I had an opportunity to prove this in a small way a few years ago. A bird had become trapped in an unused antique coal-fire stove in our kitchen. I could hear the fluttering sounds coming from the stovepipe, which had been blocked up with insulation. I had no idea how to get to this little bird. It was frantically trying to fly back up to the top of the chimney, where it had fallen in. I was briefly reminded of a prior situation in which I had found myself trying to rescue another bird – I had made a valiant effort to help, but to no avail. I came to realize later on that I had left God out of the picture completely, rather than turning to Him for guidance. That was a wake-up call.
Now, as my heart went out to this little one, so, too, my heart went straight to God. Remembering the parable Christ Jesus told about seeking the lost sheep (see Matthew 18:12-14), I realized that not only would God not allow one of His little ones to suffer or perish, He would also not fail to guide me so I would know what to do. My prayer was a conscious acknowledgment of this fact. Jesus said, “My Father worketh hitherto, and I work” (John 5:17). I saw that I too could strive to follow obediently and ably.
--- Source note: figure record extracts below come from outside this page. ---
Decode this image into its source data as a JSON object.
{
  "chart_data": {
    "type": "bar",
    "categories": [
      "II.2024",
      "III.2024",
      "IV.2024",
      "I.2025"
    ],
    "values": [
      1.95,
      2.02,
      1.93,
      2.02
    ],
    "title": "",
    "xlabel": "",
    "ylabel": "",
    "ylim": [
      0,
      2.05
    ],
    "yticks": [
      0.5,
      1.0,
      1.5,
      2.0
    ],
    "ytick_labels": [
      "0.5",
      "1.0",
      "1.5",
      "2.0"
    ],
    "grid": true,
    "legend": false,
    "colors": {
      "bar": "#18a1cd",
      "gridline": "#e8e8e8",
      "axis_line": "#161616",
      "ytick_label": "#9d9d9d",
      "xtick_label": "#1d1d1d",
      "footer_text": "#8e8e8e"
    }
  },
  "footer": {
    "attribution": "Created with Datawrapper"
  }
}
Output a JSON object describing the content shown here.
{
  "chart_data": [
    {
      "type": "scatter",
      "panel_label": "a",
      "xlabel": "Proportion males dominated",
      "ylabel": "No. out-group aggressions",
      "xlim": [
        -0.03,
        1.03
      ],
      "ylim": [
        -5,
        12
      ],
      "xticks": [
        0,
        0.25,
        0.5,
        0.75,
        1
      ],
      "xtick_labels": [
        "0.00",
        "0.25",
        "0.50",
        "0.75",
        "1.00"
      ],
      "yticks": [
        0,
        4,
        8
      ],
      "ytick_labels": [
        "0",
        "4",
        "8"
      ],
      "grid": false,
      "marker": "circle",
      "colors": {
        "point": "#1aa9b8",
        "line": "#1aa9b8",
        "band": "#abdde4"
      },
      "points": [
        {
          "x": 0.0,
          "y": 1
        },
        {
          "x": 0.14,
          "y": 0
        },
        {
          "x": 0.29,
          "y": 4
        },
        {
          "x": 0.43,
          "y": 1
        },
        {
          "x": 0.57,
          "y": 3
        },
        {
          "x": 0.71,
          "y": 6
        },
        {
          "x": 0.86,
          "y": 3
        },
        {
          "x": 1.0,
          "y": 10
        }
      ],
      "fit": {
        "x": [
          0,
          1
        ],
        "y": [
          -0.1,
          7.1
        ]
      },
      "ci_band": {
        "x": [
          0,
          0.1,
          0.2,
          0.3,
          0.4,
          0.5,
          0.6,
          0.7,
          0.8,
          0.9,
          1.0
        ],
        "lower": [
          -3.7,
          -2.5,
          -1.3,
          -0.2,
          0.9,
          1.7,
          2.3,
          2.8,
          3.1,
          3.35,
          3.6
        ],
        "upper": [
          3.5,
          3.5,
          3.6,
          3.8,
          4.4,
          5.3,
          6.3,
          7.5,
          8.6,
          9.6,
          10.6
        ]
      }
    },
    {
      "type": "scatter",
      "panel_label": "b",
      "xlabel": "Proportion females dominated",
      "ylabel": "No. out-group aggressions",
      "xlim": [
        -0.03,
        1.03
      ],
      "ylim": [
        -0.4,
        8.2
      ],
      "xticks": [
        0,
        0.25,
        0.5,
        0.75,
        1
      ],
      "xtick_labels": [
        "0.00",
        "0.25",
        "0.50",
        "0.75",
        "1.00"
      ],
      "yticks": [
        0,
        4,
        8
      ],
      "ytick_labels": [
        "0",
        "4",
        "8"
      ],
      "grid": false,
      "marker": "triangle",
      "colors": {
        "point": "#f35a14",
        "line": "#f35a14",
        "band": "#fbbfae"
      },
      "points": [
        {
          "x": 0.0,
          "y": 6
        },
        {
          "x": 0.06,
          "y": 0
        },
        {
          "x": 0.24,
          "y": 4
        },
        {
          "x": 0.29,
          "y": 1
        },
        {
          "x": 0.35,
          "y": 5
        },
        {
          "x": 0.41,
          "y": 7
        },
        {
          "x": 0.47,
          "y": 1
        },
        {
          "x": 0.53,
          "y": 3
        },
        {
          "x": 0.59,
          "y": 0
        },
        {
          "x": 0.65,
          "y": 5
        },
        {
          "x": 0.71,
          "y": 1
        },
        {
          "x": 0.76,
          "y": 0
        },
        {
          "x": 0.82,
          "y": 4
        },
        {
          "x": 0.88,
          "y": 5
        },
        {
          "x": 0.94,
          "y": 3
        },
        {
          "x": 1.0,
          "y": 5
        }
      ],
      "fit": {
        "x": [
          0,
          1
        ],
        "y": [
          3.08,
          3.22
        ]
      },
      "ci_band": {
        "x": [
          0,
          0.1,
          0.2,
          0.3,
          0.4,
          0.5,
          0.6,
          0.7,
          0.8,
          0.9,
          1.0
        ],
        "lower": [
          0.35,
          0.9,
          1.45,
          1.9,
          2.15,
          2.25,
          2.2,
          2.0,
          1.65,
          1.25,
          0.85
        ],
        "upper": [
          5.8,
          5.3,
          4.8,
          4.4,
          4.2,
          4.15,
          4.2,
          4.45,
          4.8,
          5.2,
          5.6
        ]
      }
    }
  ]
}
I sat and listened for God’s direction, and at each step, I quietly gave gratitude as I saw what needed to be done. Previously, I hadn’t known how to handle this situation, but I now felt impelled to remove the insulation inside the pipe and gradually open the damper, pausing periodically to quietly reassure the little bird. When I fully opened the damper, the bird immediately flew past me into the house. Again, I paused and listened for guidance. Soon I was led to hold a hat out for the bird to perch on so I could bring it to an open window, where it finally flew outside.
I felt such a deep sense of God’s love for all of His creatures. By being still and listening, and acknowledging God as an ever-present source of help, I was freed from the entrapments of doubt and fear, and a misguided sense of personal responsibility – and the bird was freed as well.
Although this was a modest incident, God’s loving guidance is available to us in more significant situations, too. We can all listen and turn to our Father-Mother God, right now. As the book of Isaiah in the Bible promises, “Thine ears shall hear a word behind thee, saying, This is the way, walk ye in it, when ye turn to the right hand, and when ye turn to the left” (30:21).